I began developing my interest in shame when I was looking for treatments for post-traumatic stress disorder (PTSD). I use my knowledge of the shame affect pattern to identify shame in people’s stories, which is all too often missed in treatment. Regardless of the will, or any mind tricks, shame sticks with a person until the ‘unsafe’ aspect of the situation is understood or addressed, which can make it appear intractable to the person in the experience, the rest of the family, and people in the community.

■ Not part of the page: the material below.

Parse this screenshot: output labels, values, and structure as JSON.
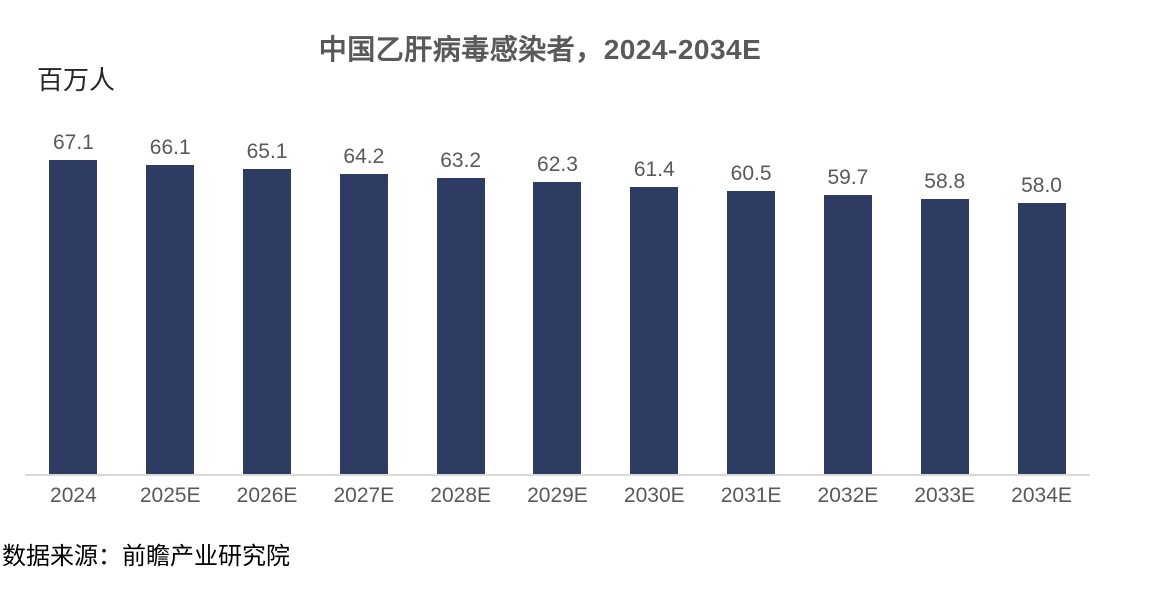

I help individuals and couples navigate shame issues and triggers, as well as related problems such as recovery from depression and breakdowns, anxiety, AD/HD and various types of abuse and addiction. I am from an abusive background myself, and also navigate shame related to a ‘hidden’ disability. I present free talks on shame to support groups, and facilitate psycho-educational groups and workshops called ‘Navigating Shame’ for people wanting to practice empowering new ways of managing shame in a comfortable environment. I am a seasoned psychotherapist intern who has worked in a several agencies and in a private practice for over thirteen years. I earned my Master’s degree in Clinical Psychology from John F. Kennedy University, and wrote my Master’s project on recognizing shame, and exploring modes of treatment.

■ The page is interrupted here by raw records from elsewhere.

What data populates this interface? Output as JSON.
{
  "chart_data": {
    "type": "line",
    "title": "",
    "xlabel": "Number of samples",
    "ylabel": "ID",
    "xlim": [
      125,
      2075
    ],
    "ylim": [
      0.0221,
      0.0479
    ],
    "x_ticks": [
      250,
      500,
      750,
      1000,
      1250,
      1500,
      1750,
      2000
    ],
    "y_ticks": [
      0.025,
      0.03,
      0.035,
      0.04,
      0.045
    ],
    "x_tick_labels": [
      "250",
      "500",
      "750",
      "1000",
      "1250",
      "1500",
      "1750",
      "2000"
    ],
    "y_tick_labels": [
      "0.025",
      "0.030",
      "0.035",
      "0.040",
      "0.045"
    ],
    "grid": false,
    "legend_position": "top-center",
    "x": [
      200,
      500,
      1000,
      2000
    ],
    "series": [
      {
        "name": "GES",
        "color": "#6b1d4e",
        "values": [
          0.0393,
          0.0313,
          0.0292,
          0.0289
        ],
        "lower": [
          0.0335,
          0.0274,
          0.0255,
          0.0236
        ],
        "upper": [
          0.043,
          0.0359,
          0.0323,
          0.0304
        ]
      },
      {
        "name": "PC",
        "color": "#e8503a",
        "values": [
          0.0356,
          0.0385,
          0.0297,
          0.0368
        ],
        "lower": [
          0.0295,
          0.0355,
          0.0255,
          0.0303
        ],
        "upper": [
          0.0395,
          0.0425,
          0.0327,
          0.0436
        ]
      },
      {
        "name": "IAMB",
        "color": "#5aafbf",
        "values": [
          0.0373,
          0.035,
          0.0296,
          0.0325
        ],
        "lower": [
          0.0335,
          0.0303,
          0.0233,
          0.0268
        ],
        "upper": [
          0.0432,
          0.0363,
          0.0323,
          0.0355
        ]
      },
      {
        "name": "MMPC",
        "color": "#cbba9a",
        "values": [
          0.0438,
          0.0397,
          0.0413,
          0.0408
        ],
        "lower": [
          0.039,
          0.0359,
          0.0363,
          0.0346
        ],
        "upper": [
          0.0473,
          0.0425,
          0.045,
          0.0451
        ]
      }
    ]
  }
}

Early on in therapy, I help with navigating some of the more painful ongoing triggers, so a person is relieved and freer to invest in the work of healing and resuming their growth. I work by supporting the person’s self where it is needed: by attuning to what clients show or tell me, by checking with clients if I am ‘getting it’, and by sharing information and understanding. We begin to build a relationship – undoing isolation (and preventing unnecessary shame) as much as possible. When relating is made safer, more of our full distress emerges, becomes familiar, and helped. I respond to a person’s distress, and uncover or provide fresh frames of reference as needed, for new ways of interacting to emerge.

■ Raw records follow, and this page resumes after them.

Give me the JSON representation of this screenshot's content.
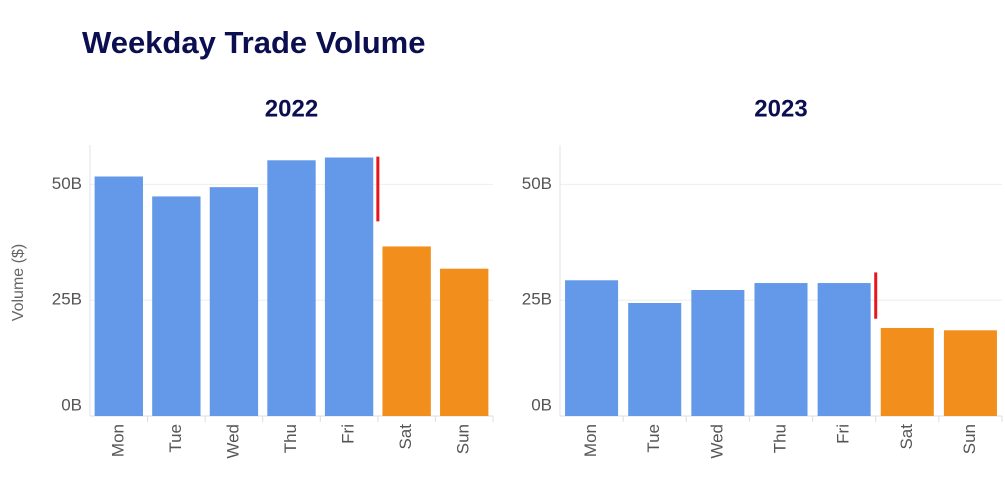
{
  "title": "Weekday Trade Volume",
  "chart_data": [
    {
      "type": "bar",
      "title": "2022",
      "ylabel": "Volume ($)",
      "categories": [
        "Mon",
        "Tue",
        "Wed",
        "Thu",
        "Fri",
        "Sat",
        "Sun"
      ],
      "values": [
        51.7,
        47.4,
        49.4,
        55.2,
        55.8,
        36.6,
        31.8
      ],
      "colors": [
        "#6399e8",
        "#6399e8",
        "#6399e8",
        "#6399e8",
        "#6399e8",
        "#f28e1c",
        "#f28e1c"
      ],
      "marker": [
        56,
        42
      ],
      "marker_color": "#e8161b",
      "ylim": [
        0,
        58.5
      ],
      "yticks": [
        {
          "value": 0,
          "label": "0B"
        },
        {
          "value": 25,
          "label": "25B"
        },
        {
          "value": 50,
          "label": "50B"
        }
      ],
      "grid": true
    },
    {
      "type": "bar",
      "title": "2023",
      "categories": [
        "Mon",
        "Tue",
        "Wed",
        "Thu",
        "Fri",
        "Sat",
        "Sun"
      ],
      "values": [
        29.3,
        24.4,
        27.2,
        28.7,
        28.7,
        19.0,
        18.5
      ],
      "colors": [
        "#6399e8",
        "#6399e8",
        "#6399e8",
        "#6399e8",
        "#6399e8",
        "#f28e1c",
        "#f28e1c"
      ],
      "marker": [
        31,
        21
      ],
      "marker_color": "#e8161b",
      "ylim": [
        0,
        58.5
      ],
      "yticks": [
        {
          "value": 0,
          "label": "0B"
        },
        {
          "value": 25,
          "label": "25B"
        },
        {
          "value": 50,
          "label": "50B"
        }
      ],
      "grid": true
    }
  ]
}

Understanding shame relieves some of the most uncomfortable feelings we have, and the least talked about. Shame affects us in our core. It has various guises such as self-attack, other-attacking and blaming, withdrawal, avoidance, and by-passing, that underlie so much of the distress that brings people to therapists for assistance. This includes social shame and trauma which often disrupts the body/mind connection. I often draw upon somatic therapy to facilitate progress, especially to help a person to resolve inner conflict, regulate emotional states between sessions, or where behavior is deeply ingrained. So often somatic work frees up people where psychotherapy commonly bogs down.